Le budget de la ville

    Budget 2018 : un budget toujours plus contraint, au service
    du programme du mandat municipal

    Le budget communal fixe chaque année l’ensemble des actions qui seront entreprises. C’est un acte de prévision : un programme financier qui évalue les recettes et les dépenses de l’année. C’est aussi un acte d’autorisation, son adoption permettant au maire d’engager les dépenses votées par le Conseil Municipal.

    Le budget primitif 2018 a été élaboré dans le respect des objectifs et des priorités de l’action municipale exposés dans le cadre du débat d’orientations budgétaires lors de la séance du conseil municipal du 23 novembre 2017. Il a été voté à l’unanimité par le conseil municipal le 21 décembre 2017. Cette synthèse vise à présenter les orientations de la commune pour cette année 2018.
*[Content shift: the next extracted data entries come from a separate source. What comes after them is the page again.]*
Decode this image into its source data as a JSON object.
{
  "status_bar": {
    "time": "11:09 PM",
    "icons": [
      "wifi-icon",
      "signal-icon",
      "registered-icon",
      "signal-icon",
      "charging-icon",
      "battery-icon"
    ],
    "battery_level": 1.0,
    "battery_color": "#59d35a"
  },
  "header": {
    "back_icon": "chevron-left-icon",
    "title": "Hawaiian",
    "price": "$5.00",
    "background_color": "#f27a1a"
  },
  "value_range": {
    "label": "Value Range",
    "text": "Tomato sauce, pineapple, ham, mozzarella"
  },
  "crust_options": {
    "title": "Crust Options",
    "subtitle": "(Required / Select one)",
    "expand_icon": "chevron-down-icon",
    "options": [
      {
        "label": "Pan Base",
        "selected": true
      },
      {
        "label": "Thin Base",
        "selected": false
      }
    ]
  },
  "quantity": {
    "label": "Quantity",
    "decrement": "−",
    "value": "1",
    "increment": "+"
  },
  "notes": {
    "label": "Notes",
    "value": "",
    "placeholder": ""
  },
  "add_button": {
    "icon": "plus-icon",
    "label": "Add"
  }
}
    Le contexte des finances publiques est une nouvelle fois marqué par la nécessité de faire toujours plus d’économies. Les orientations nationales nous amènent à anticiper une baisse globale de notre DGF de 50 000 € pour 2018 ; un mécanisme d’écrêtement amputant chaque année le montant de la dotation à percevoir. La DGF perçue par la commune s’est ainsi complètement effondrée, passant de 817 349 € en 2010 à 233 300 € anticipés pour 2018. L’année 2017 a par ailleurs été une année de remise en cause des contrats aidés, ce qui amène la commune à ne pas tenir compte de ce soutien financier en 2018.

    La commune subit par ailleurs une augmentation de ses contributions :

    • celle au fonds de solidarité de la région Ile-de-France (FSRIF) serait alors accrue de 36 000 € en 2018 (99 576 € inscrits au BP 2017 contre 135 000 € au BP 2018),
    • combinée à celle attendue au titre du Fonds national de péréquation des ressources intercommunales et communales (FPIC) qui devrait être de 100 000 € en 2018.
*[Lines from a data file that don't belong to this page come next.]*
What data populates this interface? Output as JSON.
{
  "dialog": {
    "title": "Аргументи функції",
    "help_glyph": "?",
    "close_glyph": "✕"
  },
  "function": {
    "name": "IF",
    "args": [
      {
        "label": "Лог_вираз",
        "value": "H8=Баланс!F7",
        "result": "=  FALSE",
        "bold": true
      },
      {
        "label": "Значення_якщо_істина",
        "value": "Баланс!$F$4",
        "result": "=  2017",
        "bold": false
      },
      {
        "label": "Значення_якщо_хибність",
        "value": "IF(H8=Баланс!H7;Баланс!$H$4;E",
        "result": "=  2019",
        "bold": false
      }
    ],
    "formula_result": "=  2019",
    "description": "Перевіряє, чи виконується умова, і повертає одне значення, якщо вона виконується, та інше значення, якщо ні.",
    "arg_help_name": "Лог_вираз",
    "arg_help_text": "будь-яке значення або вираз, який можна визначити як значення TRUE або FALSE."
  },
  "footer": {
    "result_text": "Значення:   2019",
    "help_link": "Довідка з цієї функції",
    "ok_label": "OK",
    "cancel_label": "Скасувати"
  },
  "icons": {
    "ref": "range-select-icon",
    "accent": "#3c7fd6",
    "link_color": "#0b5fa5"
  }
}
    Pour mémoire, ces mécanismes consistent à prélever une partie des ressources de certaines intercommunalités et communes pour la reverser à des intercommunalités et communes moins favorisées.

    En dépit des efforts entrepris par la commune pour enrayer son déclin démographique, l’amenant notamment à créer de nouveaux logements locatifs sociaux, l’État a pris la décision en décembre 2017 de carencer la commune. Cette décision entraînera la commune à acquitter une pénalité de 56 000 € en 2018, pour dépasser les 100 000 € l’année suivante. L’État peut multiplier cette pénalité par 3, en respect toutefois d’une limite fixée à 7,5 % des dépenses réelles de fonctionnement.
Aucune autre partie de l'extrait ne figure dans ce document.